Americans spend $40 billion a year on chicken products, and each person eats an average of 80 pounds of chicken annually.
Those are two of the less-entertaining facts presented in Mark Lewis’s “The Natural History of the Chicken,” a highly amusing documentary whose faux-pretentious title is the first clue that its exploration into the world of poultry will be tongue-in-cheek. (Or should I say, “tongue-in-beak”? No, I was right the first time. Tongue-in-cheek.)
“I believe that people one day will hopefully understand as I do … how wonderful a little chicken can be,” says Karin Estrada, a Palm Beach woman who dotes on her pet rooster like it was her grandchild, going so far as to put custom-made panties on him in case he has an accident in the house.
Other real-life characters introduced are Joseph Martinez, a Viriginia farmer of free-range chickens who tries to afford the creatures some dignity even up through the beheading process; Troy Waters, the grandson of the 1940s couple who had the side-show attraction headless rooster; Joel Vavra, a Nebraska man whose imitations of rooster calls are uncanny; and Janet Bonney, a Maine matron who gave mouth-to-mouth resuscitation when one of her pets lapsed into hyperthermia during a Nor’easter.
All of these chicken lovers speak without irony. Martinez seems to know, in the back of his mind, how odd it must seem to have fondness for an animal so generally disregarded; Vavra the rooster-imitator seems unaware, though. The CPR woman is so matter-of-fact (“I did give her mouth-to-beak,” she says simply) as to discourage any condescension toward her.
The film shows us another side of the story, too. Residents of Oxford, Ohio, were upset a few years ago when Bobby Wayne Webb moved to their quiet community and started raising roosters for cock-fighting. The locals weren’t mad about the cruelty of such sports; they were bothered by the 100 roosters’ non-stop noise-making all day, every day. They were bothered enough to take Webb to court, in fact.

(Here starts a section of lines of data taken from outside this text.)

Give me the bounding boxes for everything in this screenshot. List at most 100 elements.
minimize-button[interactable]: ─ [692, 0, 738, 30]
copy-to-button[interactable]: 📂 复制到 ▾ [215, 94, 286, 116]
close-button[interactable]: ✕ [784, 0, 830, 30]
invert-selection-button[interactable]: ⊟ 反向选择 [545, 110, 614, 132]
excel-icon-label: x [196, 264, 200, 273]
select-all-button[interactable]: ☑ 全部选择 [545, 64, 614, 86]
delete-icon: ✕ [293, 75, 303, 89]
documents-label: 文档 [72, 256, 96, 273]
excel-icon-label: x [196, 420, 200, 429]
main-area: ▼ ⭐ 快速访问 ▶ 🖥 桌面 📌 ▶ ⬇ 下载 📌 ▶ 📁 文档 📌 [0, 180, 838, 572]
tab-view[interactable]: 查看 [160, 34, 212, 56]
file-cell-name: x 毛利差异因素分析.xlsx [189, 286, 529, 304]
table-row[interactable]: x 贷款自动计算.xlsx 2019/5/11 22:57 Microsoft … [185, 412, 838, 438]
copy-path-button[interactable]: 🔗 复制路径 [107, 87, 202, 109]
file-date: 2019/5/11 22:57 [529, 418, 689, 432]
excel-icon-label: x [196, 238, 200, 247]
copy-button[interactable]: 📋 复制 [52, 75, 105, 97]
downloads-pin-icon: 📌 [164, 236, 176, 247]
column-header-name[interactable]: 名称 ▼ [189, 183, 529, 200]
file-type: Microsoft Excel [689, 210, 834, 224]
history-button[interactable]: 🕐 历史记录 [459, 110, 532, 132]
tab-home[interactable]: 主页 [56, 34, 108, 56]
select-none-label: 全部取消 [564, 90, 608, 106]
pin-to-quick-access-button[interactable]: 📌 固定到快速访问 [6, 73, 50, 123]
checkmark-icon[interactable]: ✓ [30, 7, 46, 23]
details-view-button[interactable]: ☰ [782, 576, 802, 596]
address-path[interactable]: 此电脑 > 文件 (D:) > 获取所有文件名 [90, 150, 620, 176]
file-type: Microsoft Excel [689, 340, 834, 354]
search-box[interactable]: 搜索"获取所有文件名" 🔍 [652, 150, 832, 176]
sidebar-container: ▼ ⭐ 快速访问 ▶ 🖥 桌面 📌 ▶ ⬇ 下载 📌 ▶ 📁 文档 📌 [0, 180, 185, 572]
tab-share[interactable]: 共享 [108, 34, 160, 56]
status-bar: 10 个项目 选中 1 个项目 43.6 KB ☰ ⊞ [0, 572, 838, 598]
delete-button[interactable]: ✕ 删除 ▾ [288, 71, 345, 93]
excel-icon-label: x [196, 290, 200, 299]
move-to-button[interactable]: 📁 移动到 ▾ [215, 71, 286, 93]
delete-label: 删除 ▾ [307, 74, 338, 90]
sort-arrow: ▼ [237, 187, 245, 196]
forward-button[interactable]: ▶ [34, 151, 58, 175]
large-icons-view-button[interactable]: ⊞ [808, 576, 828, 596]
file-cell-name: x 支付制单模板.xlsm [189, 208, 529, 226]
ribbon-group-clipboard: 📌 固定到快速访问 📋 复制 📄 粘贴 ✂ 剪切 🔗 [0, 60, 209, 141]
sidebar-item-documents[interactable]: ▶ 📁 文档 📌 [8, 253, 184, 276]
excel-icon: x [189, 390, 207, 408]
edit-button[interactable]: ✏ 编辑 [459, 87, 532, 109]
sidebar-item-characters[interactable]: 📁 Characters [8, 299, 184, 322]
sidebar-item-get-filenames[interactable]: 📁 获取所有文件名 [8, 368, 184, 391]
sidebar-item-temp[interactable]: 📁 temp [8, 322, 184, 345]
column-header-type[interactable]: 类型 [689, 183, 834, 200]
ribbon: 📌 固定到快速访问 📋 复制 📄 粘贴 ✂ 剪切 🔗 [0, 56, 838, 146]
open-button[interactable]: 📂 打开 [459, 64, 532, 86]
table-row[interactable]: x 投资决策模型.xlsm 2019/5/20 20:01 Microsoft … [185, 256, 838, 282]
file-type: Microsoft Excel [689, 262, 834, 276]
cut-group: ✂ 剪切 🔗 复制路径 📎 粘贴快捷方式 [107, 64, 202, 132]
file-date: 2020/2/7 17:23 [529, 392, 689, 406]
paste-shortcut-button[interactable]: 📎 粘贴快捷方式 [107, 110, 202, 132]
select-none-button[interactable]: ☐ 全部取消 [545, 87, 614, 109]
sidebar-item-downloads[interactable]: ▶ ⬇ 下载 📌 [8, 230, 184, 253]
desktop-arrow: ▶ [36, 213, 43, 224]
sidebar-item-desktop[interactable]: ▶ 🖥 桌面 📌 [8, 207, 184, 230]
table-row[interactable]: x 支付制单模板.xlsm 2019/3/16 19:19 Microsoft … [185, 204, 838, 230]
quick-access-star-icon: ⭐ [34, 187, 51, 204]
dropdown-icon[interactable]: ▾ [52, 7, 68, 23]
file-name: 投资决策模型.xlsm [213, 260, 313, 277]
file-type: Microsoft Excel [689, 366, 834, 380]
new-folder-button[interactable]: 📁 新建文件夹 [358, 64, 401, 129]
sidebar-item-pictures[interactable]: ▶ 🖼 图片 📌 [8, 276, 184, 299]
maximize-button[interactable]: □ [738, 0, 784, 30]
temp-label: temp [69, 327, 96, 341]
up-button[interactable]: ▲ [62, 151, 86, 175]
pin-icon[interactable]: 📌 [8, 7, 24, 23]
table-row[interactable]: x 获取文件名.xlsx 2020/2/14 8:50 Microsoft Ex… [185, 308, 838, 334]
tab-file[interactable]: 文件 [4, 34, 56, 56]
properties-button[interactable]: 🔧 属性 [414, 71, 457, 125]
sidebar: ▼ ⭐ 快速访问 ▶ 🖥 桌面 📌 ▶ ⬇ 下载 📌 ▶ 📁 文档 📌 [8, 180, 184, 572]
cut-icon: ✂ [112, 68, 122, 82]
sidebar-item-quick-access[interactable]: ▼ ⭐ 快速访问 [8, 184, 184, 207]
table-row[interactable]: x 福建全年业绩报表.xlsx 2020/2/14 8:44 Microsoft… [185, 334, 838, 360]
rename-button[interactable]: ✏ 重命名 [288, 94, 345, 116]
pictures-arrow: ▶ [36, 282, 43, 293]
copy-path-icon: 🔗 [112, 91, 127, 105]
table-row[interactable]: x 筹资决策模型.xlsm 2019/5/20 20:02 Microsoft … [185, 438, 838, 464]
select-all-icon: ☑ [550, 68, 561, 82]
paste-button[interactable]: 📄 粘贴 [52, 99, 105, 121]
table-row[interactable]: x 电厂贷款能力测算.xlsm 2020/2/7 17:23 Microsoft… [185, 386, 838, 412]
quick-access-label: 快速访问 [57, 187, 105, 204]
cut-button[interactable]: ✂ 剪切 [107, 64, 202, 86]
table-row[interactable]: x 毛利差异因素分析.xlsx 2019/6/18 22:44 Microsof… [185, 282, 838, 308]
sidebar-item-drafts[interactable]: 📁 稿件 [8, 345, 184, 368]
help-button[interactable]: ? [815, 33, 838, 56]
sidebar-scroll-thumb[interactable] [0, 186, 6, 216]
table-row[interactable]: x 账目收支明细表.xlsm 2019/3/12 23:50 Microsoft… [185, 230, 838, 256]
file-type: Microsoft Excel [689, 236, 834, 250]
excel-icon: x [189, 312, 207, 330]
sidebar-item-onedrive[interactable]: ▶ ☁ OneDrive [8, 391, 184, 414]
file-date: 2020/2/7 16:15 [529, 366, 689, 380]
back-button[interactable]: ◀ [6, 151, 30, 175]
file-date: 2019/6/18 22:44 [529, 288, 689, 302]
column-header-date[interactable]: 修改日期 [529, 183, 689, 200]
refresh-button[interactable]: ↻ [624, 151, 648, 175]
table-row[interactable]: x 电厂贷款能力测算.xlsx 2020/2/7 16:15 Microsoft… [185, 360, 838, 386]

Filmed with bright colors and vaguely self-conscious reenactments, the documentary aims to be as enjoyable to watch as it can be without resorting to humor at the expense of its subjects. Lewis generally does just let the people tell their own stories, supplementing them with sound effects or re-creations at times, but in a manner that bolsters the tales rather than smirks at them. The woman with the underwear-clad rooster, unfortunately, is allowed to over-act for the camera; aside from that, Lewis shows great restraint, putting in enough directorial touches to keep it interesting without turning it into a farce.
Informative? Not particularly. But who wants to know a bunch of stuff about chickens anyway? Real people with real feelings about chickens — THAT’S where the fun is.